Passenger-Miles of Travel
Estimated passenger-miles of travel (pmt) in the United States increased 24 percent between 1990 and 2000 (see box). Pmt totaled an estimated 4.7 trillion in 2000,1 about 17,000 miles for every man, woman, and child [2, 3].
Just over 85 percent of passenger travel in 2000 was made in personal vehicles (passenger cars and light trucks, including sport utility vehicles, pickups, and minivans) (figure 4). Most of the balance (11 percent) occurred by air. Passenger travel in light trucks accounted for a little under one-third of all pmt. Transit, excluding bus transit, made up less than 1 percent of pmt in 2000; with transit bus included, it accounts for 4 percent.
Travel increased every year between 1990 and 2000 at an annual average rate of 2 percent . Pmt by air and by light truck grew the fastest over this period, at 4 percent per year on average (figure 5). Pmt by intercity train (Amtrak) declined, although there has been modest growth since 1996. Likewise, transit pmt has grown since the mid-1990s.

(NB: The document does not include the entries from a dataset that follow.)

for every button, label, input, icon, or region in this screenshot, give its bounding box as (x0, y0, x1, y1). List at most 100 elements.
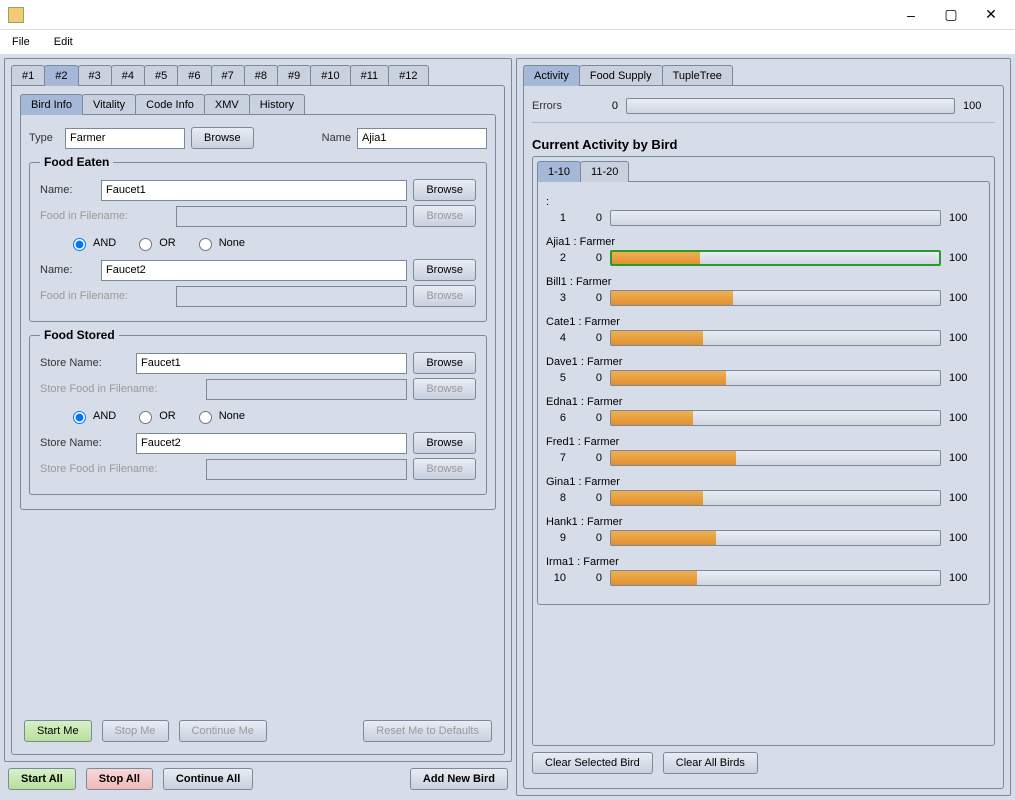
stored-file2-input (206, 459, 407, 480)
global-control-buttons: Start All Stop All Continue All Add New … (4, 762, 512, 796)
stored-radio-and[interactable]: AND (68, 408, 116, 424)
clear-selected-button[interactable]: Clear Selected Bird (532, 752, 653, 774)
eaten-browse1-button[interactable]: Browse (413, 179, 476, 201)
stored-radio-or[interactable]: OR (134, 408, 176, 424)
tab-3[interactable]: #3 (78, 65, 112, 86)
tab-foodsupply[interactable]: Food Supply (579, 65, 663, 86)
food-eaten-fieldset: Food Eaten Name: Browse Food in Filename… (29, 155, 487, 322)
tab-4[interactable]: #4 (111, 65, 145, 86)
eaten-radio-and[interactable]: AND (68, 235, 116, 251)
bird-progressbar[interactable] (610, 370, 941, 386)
bird-max: 100 (949, 572, 981, 584)
bird-max: 100 (949, 412, 981, 424)
tab-6[interactable]: #6 (177, 65, 211, 86)
stored-name1-input[interactable] (136, 353, 407, 374)
menubar: File Edit (0, 30, 1015, 54)
tab-9[interactable]: #9 (277, 65, 311, 86)
stored-radio-none[interactable]: None (194, 408, 245, 424)
tab-1[interactable]: #1 (11, 65, 45, 86)
clear-all-birds-button[interactable]: Clear All Birds (663, 752, 758, 774)
stored-browse1-button[interactable]: Browse (413, 352, 476, 374)
eaten-browse2-button[interactable]: Browse (413, 259, 476, 281)
bird-info-panel: Type Browse Name Food Eaten Name: Browse (20, 114, 496, 510)
bird-progress-row: 10100 (546, 210, 981, 226)
bird-number-tabs: #1#2#3#4#5#6#7#8#9#10#11#12 (11, 65, 505, 86)
bird-progressbar[interactable] (610, 570, 941, 586)
bird-progress-row: 20100 (546, 250, 981, 266)
bird-progressbar[interactable] (610, 330, 941, 346)
tab-codeinfo[interactable]: Code Info (135, 94, 205, 115)
eaten-radio-none[interactable]: None (194, 235, 245, 251)
stored-file1-browse-button: Browse (413, 378, 476, 400)
bird-index: 4 (546, 332, 566, 344)
bird-progressbar[interactable] (610, 210, 941, 226)
eaten-name1-label: Name: (40, 184, 95, 196)
java-icon (8, 7, 24, 23)
tab-xmv[interactable]: XMV (204, 94, 250, 115)
eaten-file1-label: Food in Filename: (40, 210, 170, 222)
type-label: Type (29, 132, 59, 144)
tab-110[interactable]: 1-10 (537, 161, 581, 182)
maximize-button[interactable]: ▢ (931, 1, 971, 29)
minimize-button[interactable]: – (891, 1, 931, 29)
bird-progressbar[interactable] (610, 490, 941, 506)
bird-progressbar[interactable] (610, 410, 941, 426)
eaten-name2-label: Name: (40, 264, 95, 276)
stop-me-button: Stop Me (102, 720, 169, 742)
bird-min: 0 (574, 572, 602, 584)
bird-empty-label: : (546, 196, 981, 208)
activity-inner-panel: 1-1011-20 : 10100Ajia1 : Farmer20100Bill… (532, 156, 995, 746)
close-button[interactable]: ✕ (971, 1, 1011, 29)
bird-progressbar[interactable] (610, 250, 941, 266)
bird-index: 6 (546, 412, 566, 424)
activity-title: Current Activity by Bird (532, 137, 995, 152)
add-new-bird-button[interactable]: Add New Bird (410, 768, 508, 790)
bird-min: 0 (574, 492, 602, 504)
start-me-button[interactable]: Start Me (24, 720, 92, 742)
stored-file2-browse-button: Browse (413, 458, 476, 480)
bird-index: 5 (546, 372, 566, 384)
type-input[interactable] (65, 128, 185, 149)
stop-all-button[interactable]: Stop All (86, 768, 153, 790)
continue-all-button[interactable]: Continue All (163, 768, 253, 790)
bird-label: Hank1 : Farmer (546, 516, 981, 528)
tab-activity[interactable]: Activity (523, 65, 580, 86)
eaten-name2-input[interactable] (101, 260, 407, 281)
tab-1120[interactable]: 11-20 (580, 161, 629, 182)
right-column: ActivityFood SupplyTupleTree Errors 0 10… (516, 58, 1011, 796)
start-all-button[interactable]: Start All (8, 768, 76, 790)
activity-tabs: ActivityFood SupplyTupleTree (523, 65, 1004, 86)
stored-name2-input[interactable] (136, 433, 407, 454)
stored-name1-label: Store Name: (40, 357, 130, 369)
type-browse-button[interactable]: Browse (191, 127, 254, 149)
tab-12[interactable]: #12 (388, 65, 428, 86)
tab-vitality[interactable]: Vitality (82, 94, 136, 115)
bird-max: 100 (949, 292, 981, 304)
eaten-file2-label: Food in Filename: (40, 290, 170, 302)
stored-file1-label: Store Food in Filename: (40, 383, 200, 395)
name-input[interactable] (357, 128, 487, 149)
tab-8[interactable]: #8 (244, 65, 278, 86)
bird-progressbar[interactable] (610, 450, 941, 466)
eaten-name1-input[interactable] (101, 180, 407, 201)
tab-tupletree[interactable]: TupleTree (662, 65, 733, 86)
tab-11[interactable]: #11 (350, 65, 390, 86)
tab-7[interactable]: #7 (211, 65, 245, 86)
bird-progressbar[interactable] (610, 530, 941, 546)
menu-file[interactable]: File (8, 34, 34, 50)
menu-edit[interactable]: Edit (50, 34, 77, 50)
stored-browse2-button[interactable]: Browse (413, 432, 476, 454)
bird-progressbar[interactable] (610, 290, 941, 306)
bird-progress-row: 80100 (546, 490, 981, 506)
bird-label: Cate1 : Farmer (546, 316, 981, 328)
activity-buttons: Clear Selected Bird Clear All Birds (532, 746, 995, 780)
right-panel: ActivityFood SupplyTupleTree Errors 0 10… (516, 58, 1011, 796)
tab-birdinfo[interactable]: Bird Info (20, 94, 83, 115)
tab-history[interactable]: History (249, 94, 305, 115)
eaten-radio-or[interactable]: OR (134, 235, 176, 251)
tab-10[interactable]: #10 (310, 65, 350, 86)
tab-5[interactable]: #5 (144, 65, 178, 86)
bird-detail-tabs: Bird InfoVitalityCode InfoXMVHistory (20, 94, 496, 115)
bird-index: 1 (546, 212, 566, 224)
tab-2[interactable]: #2 (44, 65, 78, 86)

Passenger travel has increased during the 1990s for a variety of reasons. The resident population of the United States grew by nearly 33 million people over this period . Moreover, the economy also grew significantly. Gross Domestic Product (GDP) increased by 37 percent2 and GDP per capita grew 21 percent between 1990 and 2000 (figure 6) .
1. U.S. Department of Commerce, Bureau of Economic Analysis, National Income and Product Accounts, summary GDP table, available at http://www.bea.doc/bea/dn1.htm, as of May 2003.
2. U.S. Department of Commerce, U.S. Census Bureau, Statistical Abstract of the United States: 2002 (Washington, DC: 2003), for population data.
3. U.S. Department of Transportation, Bureau of Transportation Statistics, National Transportation Statistics 2002 (Washington, DC: 2003), table 1-34, also available at http://www.bts.gov/.
1 This calculation excludes travel in heavy trucks, by bicycle, by walking, and by boat (including recreational boat). Pmt in heavy trucks is excluded because such travel is assumed to be incidental to the hauling of freight, the main purpose of such travel. Bicycle, pedestrian, and boat travel are excluded because there are no national estimates available on an annual basis.
2 Calculation is based on chained 1996 dollars.